As uniform as possible
With a diameter of roughly one nanometre, single-wall CNTs (or SWCNTs) need to be considered as quantum structures; the slightest structural changes, such as differences in diameter or in the alignment of the atomic lattice, may result in dramatic changes to the electronic properties: one SWCNT may be metallic, whilst another one with a slightly different structure is a semiconductor. Hence, there is a great deal of interest in reliable methods of making SWCNTs as structurally uniform as possible. In fact, corresponding synthesis concepts were formulated about 15 years ago. However, it is only now that surface physicists at Empa and chemists at the Max Planck Institute have successfully implemented one of these ideas in the laboratory.
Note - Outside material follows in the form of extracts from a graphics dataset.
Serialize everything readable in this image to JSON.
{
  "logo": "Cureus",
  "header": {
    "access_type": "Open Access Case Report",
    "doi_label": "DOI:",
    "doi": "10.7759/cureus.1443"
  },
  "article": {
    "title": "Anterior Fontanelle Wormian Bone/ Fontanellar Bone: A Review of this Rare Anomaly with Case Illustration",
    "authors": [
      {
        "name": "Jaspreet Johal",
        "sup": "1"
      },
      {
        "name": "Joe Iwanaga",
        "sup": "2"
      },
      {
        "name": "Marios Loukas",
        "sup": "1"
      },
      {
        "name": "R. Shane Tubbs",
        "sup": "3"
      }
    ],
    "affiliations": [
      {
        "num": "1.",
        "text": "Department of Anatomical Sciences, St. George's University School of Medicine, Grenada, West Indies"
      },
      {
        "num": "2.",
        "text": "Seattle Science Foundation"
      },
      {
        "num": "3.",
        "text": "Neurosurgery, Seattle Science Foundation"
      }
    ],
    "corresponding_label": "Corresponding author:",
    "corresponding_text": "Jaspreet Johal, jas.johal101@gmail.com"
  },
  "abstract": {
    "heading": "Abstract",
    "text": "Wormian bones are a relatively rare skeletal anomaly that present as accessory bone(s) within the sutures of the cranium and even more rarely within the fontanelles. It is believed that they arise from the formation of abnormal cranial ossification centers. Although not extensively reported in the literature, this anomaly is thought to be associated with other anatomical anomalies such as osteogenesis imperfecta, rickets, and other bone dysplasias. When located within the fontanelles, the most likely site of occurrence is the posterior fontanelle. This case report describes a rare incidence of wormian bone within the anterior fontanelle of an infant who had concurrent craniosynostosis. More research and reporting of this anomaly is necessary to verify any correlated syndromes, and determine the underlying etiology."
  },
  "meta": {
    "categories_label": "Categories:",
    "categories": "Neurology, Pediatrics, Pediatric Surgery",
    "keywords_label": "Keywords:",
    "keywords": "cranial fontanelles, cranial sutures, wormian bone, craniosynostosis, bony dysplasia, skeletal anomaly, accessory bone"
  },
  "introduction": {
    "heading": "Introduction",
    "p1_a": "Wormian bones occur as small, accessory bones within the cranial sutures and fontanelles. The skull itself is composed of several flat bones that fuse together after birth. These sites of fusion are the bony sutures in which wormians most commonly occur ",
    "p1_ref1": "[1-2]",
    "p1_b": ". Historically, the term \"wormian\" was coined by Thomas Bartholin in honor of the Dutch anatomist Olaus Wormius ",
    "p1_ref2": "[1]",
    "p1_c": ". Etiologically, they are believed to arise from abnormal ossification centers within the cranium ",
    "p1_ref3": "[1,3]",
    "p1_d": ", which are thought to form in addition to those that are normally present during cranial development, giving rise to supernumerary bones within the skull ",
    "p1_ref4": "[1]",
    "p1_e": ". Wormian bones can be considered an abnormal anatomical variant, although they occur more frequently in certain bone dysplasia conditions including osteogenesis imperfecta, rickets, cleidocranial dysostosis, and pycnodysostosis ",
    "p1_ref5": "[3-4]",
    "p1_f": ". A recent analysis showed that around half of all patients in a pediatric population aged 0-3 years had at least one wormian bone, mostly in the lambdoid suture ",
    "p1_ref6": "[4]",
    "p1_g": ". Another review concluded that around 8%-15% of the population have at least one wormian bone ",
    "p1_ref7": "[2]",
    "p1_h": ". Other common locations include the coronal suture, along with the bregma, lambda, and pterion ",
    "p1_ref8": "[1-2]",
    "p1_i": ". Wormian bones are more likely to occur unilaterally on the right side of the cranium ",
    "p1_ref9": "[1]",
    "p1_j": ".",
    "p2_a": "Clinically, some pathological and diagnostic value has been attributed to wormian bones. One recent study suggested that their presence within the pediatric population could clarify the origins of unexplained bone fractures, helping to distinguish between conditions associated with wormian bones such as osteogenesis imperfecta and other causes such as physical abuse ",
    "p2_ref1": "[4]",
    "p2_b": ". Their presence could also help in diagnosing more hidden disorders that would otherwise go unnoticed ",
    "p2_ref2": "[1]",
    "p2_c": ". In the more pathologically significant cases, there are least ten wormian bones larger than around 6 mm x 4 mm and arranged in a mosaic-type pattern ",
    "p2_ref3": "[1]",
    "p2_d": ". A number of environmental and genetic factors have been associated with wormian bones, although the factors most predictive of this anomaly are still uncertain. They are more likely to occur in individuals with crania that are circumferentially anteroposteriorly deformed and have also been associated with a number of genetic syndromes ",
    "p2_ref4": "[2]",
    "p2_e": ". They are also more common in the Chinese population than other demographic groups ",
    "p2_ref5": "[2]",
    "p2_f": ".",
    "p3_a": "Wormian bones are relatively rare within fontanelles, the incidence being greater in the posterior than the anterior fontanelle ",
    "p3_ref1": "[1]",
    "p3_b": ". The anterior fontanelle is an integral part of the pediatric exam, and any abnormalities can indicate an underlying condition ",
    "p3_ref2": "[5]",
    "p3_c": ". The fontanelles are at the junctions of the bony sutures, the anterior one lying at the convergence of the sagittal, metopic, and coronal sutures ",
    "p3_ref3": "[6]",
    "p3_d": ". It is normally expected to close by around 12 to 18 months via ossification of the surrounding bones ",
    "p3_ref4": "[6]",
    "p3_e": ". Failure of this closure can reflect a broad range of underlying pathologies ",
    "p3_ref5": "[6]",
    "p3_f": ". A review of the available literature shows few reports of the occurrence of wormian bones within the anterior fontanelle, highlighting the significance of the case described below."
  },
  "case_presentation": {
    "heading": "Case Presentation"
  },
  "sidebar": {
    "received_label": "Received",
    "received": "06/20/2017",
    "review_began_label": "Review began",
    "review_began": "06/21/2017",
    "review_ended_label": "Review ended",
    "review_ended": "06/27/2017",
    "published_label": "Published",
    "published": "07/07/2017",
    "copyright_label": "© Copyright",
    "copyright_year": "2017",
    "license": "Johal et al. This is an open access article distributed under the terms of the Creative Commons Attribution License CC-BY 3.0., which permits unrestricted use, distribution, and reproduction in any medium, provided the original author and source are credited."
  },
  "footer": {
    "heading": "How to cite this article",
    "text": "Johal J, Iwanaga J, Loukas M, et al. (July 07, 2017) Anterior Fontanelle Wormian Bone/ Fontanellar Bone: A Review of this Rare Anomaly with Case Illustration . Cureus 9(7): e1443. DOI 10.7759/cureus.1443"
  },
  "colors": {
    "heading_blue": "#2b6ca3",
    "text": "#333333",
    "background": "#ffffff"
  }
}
In the latest issue of "Nature," they describe how, for the first time, it has been possible to "grow" structurally homogenous SWCNTs and, hence, managed to clearly define their electronic properties.
For some time, the Empa team working under the direction of Roman Fasel, Head of the "nanotech@surfaces" Laboratory at Empa and Professor of Chemistry and Biochemistry at the University of Berne, has been investigating the subject of "how molecules can be transformed or joined together to form complex nanostructures on a surface." For instance, by means of "bottom-up" synthesis, the Empa researchers managed to produce specific nanostructures such as defined chains of "buckyballs" (essentially, CNTs shrunk into ball form) or flat nanoribbons on gold substrates. "The great challenge was to find the suitable starting molecule that would also actually 'germinate' on a flat surface to form the correct seed," says Fasel, whose team has gained broad expertise in the field of molecular self-organisation over the years. Finally, their colleagues at the Max Planck Institute in Stuttgart successfully synthesised the suitable starting molecule, a hydrocarbon with no fewer than 150 atoms.
Now how does the process actually work? In the first step, in a manner reminiscent of origami, the flat starting molecule must be transformed into a three-dimensional object, the germling. This takes place on a hot platinum surface (Pt(111)) by means of a catalytic reaction in which hydrogen atoms are split off and new carbon-carbon bonds are formed at very specific locations. The "germ" -- a small, dome-like entity with an open edge that sits on the platinum surface -- is "folded" out of the flat molecule. This "end cap" forms the "lid" of the growing SWCNT. In a second chemical process, further carbon atoms are attached, which originate from the catalytic decomposition of ethylene (C2H4) on the platinum surface. They position themselves on the open edge between the platinum surface and the end cap and raise the cap higher and higher; the nanotube grows slowly upwards.
Only the germ defines the latter's atomic structure, as the researchers were able to demonstrate through the analysis of the vibration modes of the SWCNTs and scanning tunnel microscope (STM) measurements. Further investigations using the new scanning helium ion microscope (SHIM) at Empa show that the resulting SWCNTs reach lengths in excess of 300 nanometers.